▲ | mbreese 6 days ago | |||||||||||||||||||||||||||||||
I’m trying to learn more about the seekable zstd format. I don’t know very much about zstd, aside from reading the spec a few weeks ago. But I thought this was part of the spec? IIRC, zstd files don’t have to have just one frame. Is the norm to have just one large frame for a file and the multiple frame version just isn’t as common? Gzip can also have multiple “frames” concatenated together and be seamlessly decrypted. Is this basically the same concept? As mentioned by others bgzip uses this feature of gzip to great effect and is the standard compression in bioinformatics because of it (and is sadly hard coded to limit other potentially useful Gzip extensions).

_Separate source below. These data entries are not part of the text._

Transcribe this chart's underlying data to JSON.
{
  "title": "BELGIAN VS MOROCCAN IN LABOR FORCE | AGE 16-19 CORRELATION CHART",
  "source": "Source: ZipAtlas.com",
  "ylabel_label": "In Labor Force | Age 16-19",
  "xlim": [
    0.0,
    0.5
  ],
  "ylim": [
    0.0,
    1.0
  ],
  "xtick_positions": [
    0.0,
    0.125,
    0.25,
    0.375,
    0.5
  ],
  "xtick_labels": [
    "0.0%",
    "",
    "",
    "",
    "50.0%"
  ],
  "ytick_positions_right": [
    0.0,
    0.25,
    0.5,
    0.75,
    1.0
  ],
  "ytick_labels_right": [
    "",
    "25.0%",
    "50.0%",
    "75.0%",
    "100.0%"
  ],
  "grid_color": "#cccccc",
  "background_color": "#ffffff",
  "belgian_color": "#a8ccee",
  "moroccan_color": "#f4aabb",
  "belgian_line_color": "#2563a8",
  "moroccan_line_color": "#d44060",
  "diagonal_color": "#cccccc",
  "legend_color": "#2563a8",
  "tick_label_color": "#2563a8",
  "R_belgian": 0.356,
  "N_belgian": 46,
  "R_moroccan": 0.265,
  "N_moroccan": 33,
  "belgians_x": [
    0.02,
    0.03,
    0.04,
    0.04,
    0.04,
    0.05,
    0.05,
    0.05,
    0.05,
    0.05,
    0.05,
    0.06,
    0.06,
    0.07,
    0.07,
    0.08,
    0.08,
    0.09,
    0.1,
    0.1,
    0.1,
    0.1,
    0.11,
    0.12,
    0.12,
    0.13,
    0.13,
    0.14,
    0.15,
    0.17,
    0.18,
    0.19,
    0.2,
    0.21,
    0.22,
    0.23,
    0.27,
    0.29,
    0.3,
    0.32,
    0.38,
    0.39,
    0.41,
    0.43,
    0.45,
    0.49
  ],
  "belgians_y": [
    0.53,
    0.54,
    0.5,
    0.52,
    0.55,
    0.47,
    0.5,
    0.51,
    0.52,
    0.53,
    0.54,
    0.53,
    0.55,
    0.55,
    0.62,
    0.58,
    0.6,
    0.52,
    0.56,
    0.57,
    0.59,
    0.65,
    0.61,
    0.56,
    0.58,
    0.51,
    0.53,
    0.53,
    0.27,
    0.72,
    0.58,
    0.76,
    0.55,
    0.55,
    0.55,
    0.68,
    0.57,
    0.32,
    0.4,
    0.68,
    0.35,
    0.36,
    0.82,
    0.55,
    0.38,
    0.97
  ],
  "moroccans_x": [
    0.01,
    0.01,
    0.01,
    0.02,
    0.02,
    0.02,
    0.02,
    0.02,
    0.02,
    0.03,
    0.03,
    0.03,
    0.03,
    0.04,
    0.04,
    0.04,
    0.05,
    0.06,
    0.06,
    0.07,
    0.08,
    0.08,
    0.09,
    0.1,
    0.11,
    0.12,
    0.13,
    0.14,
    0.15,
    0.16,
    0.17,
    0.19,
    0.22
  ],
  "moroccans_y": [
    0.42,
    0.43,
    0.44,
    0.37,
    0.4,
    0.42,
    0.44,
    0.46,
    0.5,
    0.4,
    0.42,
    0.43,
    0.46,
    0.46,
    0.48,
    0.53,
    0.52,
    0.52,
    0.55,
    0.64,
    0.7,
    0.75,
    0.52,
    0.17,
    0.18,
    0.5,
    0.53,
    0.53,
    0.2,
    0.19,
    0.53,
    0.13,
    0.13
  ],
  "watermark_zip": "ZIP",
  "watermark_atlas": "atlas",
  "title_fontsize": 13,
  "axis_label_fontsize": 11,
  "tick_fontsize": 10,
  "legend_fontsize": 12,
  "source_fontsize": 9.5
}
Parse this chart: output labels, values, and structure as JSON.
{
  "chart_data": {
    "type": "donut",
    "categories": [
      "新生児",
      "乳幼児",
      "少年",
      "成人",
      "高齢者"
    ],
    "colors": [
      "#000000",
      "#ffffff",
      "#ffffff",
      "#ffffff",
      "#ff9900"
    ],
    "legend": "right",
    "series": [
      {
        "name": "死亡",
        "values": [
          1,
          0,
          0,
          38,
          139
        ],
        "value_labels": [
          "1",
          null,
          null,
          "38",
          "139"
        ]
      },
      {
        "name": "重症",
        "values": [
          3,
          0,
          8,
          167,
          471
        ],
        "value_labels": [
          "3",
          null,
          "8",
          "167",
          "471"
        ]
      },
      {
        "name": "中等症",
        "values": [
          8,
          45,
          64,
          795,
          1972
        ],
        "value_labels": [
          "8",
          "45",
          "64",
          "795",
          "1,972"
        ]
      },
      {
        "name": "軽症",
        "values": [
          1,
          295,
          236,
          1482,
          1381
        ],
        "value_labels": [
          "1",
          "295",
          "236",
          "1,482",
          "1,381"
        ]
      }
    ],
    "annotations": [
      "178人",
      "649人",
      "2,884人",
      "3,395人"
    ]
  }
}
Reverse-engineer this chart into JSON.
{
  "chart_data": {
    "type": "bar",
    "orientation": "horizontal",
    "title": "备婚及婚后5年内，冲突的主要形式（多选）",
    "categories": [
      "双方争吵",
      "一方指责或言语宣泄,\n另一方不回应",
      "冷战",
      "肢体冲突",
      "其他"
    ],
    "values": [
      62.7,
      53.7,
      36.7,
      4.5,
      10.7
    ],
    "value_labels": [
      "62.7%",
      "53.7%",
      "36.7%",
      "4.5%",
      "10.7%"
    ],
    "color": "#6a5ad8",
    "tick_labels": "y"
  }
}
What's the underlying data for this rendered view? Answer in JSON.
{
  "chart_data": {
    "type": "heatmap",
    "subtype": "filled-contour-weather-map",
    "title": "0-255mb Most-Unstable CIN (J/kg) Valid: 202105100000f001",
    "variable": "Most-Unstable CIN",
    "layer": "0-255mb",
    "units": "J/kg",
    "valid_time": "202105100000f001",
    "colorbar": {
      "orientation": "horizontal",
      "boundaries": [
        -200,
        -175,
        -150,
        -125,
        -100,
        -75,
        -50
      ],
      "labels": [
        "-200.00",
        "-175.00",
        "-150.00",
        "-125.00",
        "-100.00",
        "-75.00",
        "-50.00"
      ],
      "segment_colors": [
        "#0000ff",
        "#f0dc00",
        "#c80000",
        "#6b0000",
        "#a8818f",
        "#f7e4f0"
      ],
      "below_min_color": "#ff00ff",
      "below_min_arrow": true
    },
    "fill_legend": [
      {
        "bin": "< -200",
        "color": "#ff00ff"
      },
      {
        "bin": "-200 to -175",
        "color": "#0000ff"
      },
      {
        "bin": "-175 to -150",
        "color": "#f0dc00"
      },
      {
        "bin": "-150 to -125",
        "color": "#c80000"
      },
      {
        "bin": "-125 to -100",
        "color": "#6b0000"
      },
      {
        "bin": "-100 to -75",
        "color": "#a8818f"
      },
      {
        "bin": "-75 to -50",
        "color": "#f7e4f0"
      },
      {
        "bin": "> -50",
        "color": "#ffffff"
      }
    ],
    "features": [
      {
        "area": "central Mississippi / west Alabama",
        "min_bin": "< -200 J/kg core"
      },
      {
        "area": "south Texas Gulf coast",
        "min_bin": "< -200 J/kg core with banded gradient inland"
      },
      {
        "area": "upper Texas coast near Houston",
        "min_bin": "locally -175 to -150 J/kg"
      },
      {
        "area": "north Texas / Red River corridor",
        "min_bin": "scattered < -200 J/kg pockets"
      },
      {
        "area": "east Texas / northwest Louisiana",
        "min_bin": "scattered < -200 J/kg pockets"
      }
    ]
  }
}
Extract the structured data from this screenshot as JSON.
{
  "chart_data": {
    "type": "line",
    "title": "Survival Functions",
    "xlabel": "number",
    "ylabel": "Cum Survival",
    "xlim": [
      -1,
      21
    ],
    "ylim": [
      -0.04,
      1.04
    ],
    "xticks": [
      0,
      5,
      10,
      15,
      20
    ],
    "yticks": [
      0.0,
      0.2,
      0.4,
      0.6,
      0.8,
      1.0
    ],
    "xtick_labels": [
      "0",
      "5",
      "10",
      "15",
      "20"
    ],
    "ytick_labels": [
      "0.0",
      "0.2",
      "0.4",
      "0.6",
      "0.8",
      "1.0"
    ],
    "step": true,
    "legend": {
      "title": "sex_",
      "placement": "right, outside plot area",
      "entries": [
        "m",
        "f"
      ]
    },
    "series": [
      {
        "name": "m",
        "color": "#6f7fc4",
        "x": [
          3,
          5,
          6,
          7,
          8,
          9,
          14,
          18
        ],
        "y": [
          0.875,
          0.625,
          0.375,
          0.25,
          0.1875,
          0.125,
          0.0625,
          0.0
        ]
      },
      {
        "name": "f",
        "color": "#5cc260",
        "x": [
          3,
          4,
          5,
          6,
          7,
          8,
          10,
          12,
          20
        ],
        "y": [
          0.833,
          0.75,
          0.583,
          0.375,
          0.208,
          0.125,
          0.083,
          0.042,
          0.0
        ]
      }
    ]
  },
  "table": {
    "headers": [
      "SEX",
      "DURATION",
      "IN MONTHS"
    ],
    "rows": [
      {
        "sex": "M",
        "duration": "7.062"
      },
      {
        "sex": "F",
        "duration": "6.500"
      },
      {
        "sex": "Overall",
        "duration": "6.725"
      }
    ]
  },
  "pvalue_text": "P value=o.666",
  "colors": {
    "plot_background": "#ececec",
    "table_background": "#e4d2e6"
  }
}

My interest is to see if using zstd instead of gzip as a basis of a format would be beneficial. I expect for there to be better compression, but I’m skeptical if it would be enough to make it worthwhile. | ||||||||||||||||||||||||||||||||
▲ | teraflop 6 days ago | parent [-] | |||||||||||||||||||||||||||||||
The Zstd spec allows a stream to consist of multiple frames, but that alone isn't enough for efficient seeking. You would still need to read every frame header to determine which compressed frame corresponds to a particular byte offset in the uncompressed stream. "Seekable Zstd" is basically just a multi-frame Zstd stream, with the addition of a "seek table" at the end of the file which contains the compressed and uncompressed sizes of every other frame. The seek table itself is marked as a skippable frame, so that seekable Zstd is backward-compatible with normal Zstd decompressors (the seek table is just treated as metadata and ignored). https://github.com/facebook/zstd/blob/dev/contrib/seekable_f... | ||||||||||||||||||||||||||||||||
|